More Chinese Censorship At Google? I Think Not

Zhang Lin’s translated account on Epoch Times, My Experience of Google’s Censorship, explains how a
search on his name at Google reveals tons of “omitted” results, another apparent sign of Google caving into the Chinese authorities.

Well, almost certainly not. It’s pretty normal that if you go to the “end” of results for any query on Google with a lot of matches, you’ll get an “omitted” message. This
is Google’s way of telling you that there are a lot of pages it considers similar to each other.

OK, it is annoying that when you go through some of these omitted results, they may indeed turn out to be more unique that what Google’s automated processes think. But
that’s a Google indexing problem, not a conspiracy with China.
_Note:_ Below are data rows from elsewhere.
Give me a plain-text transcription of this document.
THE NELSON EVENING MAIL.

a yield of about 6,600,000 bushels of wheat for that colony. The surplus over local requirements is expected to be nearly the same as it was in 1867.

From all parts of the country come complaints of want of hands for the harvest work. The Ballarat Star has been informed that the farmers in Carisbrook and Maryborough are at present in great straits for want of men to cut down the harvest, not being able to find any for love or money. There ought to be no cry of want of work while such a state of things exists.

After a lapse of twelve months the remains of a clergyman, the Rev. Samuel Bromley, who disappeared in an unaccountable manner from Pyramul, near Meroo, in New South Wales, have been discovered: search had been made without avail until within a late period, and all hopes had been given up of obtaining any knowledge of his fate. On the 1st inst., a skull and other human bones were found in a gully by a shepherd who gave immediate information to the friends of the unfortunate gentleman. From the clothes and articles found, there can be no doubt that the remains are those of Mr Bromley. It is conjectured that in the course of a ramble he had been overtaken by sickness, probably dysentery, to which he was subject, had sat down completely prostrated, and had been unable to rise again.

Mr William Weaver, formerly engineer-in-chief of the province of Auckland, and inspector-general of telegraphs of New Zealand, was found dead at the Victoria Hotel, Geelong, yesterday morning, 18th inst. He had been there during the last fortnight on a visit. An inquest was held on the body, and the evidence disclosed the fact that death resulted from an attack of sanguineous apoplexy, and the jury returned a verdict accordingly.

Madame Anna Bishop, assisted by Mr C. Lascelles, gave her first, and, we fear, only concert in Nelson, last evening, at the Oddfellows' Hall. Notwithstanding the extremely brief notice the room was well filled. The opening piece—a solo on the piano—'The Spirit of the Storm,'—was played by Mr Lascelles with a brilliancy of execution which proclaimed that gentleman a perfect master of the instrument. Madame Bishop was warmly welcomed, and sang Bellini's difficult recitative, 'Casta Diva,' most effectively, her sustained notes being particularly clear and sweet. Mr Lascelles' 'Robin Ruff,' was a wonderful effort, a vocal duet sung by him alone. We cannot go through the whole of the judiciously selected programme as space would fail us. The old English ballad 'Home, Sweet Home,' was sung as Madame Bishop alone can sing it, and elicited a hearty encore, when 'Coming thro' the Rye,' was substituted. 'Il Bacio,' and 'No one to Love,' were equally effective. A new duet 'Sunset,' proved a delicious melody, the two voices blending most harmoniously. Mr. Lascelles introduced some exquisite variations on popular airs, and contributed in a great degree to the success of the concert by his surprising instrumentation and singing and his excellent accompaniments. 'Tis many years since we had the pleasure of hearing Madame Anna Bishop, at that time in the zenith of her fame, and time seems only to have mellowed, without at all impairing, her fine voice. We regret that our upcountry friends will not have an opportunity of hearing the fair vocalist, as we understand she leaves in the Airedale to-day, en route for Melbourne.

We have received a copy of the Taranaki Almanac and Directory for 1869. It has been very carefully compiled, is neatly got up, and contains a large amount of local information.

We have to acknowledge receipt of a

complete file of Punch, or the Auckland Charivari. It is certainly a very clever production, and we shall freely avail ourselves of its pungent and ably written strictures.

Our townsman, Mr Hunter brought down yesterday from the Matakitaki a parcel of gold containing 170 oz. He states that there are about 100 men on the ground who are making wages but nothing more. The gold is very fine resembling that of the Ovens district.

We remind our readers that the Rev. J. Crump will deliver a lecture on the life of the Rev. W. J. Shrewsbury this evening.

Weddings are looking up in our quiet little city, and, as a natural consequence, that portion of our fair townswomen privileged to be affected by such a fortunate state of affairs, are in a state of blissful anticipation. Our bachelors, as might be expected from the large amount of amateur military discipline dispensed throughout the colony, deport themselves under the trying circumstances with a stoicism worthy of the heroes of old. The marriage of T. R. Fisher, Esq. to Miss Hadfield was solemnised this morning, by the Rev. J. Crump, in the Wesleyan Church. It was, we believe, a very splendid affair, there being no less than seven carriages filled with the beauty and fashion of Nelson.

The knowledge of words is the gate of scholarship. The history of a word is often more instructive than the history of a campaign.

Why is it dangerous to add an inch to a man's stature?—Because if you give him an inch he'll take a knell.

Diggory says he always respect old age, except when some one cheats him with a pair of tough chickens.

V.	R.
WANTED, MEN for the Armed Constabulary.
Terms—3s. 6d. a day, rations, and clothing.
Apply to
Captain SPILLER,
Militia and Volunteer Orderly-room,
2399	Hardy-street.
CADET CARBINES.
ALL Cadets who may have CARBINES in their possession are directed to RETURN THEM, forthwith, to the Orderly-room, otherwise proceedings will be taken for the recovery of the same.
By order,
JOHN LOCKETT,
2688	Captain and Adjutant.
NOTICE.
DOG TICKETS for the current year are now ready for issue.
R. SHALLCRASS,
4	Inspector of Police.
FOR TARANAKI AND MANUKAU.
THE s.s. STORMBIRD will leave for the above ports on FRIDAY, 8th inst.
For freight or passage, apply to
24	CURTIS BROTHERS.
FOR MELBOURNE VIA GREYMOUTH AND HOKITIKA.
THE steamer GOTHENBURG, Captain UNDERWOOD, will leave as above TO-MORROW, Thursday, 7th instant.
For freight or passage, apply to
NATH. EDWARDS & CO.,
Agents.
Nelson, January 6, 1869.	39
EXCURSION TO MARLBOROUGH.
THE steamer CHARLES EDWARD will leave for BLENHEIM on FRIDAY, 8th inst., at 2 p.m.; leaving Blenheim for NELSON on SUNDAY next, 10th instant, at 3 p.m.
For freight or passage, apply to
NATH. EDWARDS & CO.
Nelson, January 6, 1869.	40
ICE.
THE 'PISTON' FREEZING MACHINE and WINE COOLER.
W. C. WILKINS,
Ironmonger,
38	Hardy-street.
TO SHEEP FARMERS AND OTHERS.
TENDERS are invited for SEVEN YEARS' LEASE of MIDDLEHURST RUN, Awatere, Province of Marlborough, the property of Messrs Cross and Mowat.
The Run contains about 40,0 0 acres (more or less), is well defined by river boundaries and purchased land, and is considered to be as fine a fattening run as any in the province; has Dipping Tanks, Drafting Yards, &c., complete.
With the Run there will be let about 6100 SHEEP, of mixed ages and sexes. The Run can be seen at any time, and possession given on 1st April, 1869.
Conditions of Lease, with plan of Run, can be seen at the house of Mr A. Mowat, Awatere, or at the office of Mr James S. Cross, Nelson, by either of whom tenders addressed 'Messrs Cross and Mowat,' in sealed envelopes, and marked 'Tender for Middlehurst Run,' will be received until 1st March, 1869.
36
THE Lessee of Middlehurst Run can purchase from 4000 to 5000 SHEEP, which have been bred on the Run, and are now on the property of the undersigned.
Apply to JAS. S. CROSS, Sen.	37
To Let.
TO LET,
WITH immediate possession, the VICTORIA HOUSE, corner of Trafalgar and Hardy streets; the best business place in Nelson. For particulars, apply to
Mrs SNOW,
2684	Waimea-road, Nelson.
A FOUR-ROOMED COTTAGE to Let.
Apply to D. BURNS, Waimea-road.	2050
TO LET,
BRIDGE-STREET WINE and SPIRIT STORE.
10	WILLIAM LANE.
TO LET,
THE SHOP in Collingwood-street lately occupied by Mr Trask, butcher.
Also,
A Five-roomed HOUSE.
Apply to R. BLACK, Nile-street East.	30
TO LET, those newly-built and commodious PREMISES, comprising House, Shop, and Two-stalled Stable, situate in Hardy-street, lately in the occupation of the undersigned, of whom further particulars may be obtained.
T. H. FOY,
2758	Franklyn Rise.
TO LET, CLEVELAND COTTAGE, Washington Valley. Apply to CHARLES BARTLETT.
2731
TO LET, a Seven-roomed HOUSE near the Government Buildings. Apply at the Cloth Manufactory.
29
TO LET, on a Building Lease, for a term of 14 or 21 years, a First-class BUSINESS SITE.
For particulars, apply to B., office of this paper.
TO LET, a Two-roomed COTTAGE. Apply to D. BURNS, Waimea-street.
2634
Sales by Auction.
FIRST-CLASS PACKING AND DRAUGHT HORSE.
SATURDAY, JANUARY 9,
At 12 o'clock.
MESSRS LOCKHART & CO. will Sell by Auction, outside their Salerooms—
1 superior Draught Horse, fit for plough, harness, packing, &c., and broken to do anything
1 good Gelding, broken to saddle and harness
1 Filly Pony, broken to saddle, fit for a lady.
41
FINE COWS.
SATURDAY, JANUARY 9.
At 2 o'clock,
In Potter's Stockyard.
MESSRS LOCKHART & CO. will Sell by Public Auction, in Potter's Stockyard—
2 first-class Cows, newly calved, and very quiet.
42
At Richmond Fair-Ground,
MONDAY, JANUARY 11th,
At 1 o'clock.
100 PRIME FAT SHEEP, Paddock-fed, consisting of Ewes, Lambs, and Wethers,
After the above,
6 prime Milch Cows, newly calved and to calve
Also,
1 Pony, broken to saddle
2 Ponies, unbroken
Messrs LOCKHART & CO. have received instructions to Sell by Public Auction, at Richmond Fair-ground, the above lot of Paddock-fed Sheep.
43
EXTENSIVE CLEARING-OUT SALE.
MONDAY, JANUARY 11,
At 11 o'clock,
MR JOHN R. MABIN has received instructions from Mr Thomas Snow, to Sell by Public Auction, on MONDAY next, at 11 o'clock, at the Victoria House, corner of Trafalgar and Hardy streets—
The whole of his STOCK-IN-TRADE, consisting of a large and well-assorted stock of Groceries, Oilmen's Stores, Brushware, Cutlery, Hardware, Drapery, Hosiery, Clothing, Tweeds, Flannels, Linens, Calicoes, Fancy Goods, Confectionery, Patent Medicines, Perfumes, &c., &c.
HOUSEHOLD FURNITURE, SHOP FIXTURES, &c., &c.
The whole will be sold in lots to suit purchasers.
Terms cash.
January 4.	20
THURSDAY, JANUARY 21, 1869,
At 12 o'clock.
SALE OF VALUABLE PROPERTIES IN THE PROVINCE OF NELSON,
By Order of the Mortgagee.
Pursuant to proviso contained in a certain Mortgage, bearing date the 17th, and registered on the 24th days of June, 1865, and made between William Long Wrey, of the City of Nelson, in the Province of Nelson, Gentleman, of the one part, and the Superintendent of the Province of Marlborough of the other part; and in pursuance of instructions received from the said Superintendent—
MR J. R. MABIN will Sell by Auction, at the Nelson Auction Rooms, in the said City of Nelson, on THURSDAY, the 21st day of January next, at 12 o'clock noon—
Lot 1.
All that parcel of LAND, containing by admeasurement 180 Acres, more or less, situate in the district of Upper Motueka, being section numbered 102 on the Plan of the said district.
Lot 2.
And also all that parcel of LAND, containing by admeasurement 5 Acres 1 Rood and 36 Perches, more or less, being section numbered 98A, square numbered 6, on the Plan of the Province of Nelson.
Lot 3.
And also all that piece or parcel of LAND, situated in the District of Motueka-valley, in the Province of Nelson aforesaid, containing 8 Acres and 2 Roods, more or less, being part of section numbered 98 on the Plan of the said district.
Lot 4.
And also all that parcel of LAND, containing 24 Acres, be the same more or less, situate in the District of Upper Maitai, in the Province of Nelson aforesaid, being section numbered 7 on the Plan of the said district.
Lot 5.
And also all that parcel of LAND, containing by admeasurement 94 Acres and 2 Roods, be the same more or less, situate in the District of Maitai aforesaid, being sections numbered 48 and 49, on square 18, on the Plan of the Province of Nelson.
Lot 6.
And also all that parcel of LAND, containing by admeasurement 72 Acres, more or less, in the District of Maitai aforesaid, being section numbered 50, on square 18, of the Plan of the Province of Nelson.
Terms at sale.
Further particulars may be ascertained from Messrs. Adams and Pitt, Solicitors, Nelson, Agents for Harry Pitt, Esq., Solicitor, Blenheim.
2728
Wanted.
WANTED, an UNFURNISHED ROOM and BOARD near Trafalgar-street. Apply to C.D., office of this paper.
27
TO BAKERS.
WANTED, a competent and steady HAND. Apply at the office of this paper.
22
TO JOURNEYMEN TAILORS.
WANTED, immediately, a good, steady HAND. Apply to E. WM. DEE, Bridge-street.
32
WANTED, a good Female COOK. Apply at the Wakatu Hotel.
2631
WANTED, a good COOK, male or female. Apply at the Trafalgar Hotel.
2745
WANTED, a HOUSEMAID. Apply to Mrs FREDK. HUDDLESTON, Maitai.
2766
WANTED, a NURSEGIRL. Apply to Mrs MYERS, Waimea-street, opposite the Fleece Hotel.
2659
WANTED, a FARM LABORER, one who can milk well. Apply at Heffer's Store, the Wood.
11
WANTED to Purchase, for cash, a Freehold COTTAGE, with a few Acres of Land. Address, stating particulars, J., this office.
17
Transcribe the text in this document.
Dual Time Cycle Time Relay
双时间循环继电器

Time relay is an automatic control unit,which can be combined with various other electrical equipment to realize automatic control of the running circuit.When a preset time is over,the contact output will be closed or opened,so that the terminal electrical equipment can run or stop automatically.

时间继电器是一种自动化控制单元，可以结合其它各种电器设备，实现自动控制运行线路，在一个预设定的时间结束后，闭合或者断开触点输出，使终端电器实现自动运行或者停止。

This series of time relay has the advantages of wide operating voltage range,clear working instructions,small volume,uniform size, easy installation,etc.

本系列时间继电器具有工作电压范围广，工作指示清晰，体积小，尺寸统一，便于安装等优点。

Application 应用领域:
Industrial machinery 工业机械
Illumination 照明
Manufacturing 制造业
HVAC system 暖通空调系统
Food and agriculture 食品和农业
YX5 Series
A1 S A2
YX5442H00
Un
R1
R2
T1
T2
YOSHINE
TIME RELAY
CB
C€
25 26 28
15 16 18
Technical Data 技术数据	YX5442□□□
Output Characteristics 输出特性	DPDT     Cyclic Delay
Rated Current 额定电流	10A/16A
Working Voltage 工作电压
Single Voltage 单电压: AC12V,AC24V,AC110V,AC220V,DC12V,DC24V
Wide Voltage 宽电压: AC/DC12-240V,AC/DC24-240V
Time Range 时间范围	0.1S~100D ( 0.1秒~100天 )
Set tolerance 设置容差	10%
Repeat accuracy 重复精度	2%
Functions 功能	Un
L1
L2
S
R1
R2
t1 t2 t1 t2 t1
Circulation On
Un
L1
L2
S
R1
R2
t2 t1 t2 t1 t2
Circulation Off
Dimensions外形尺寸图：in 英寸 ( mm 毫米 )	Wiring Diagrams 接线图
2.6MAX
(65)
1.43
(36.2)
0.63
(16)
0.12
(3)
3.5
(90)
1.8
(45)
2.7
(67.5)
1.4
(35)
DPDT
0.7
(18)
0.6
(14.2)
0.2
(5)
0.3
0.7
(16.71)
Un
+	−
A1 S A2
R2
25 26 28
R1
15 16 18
Heck, search for my name, Danny Sullivan, on Google. When you get out to the 816th (or so)
result, you’ll notice Google comes up with this message:

In order to show you the most relevant results, we have omitted some entries very similar to the 816 already displayed.
If you like, you can repeat the
search with the omitted results included

It’s fair to say, China had nothing to do with “omitting” these results that seem largely about me from the initial Google search. The same is almost certainly
the case with Zhang Lin’s situation.

Zhang Lin’s also upset that Google’s “Chinese Department” failed to correct an “obvious mistake” of not listing him tops. Another sign of Chinese
government interference?

If so, then perhaps the race car driver Danny Sullivan will be complaining to the US government that Google fails to list him at the top of Google’s results instead of me,
clearly another obvious mistake. Or in reality, just a sign that relevancy is in the eye of the beholder (for more on this, see my
In Search Of The Relevancy Figure article).

Any search engine censorship of material in response to national laws is a concern to searchers (and nor as I’ve
is Google alone in doing this). But it’s also a concern that censorship may be assumed, when it actually
doesn’t appear to be the case. That’s the situation as far as I can see it here.

In a related story, Google China censorship: more mentions a program those in China can use to overcome filtering and mentions
that Yahoo China does filtering as well.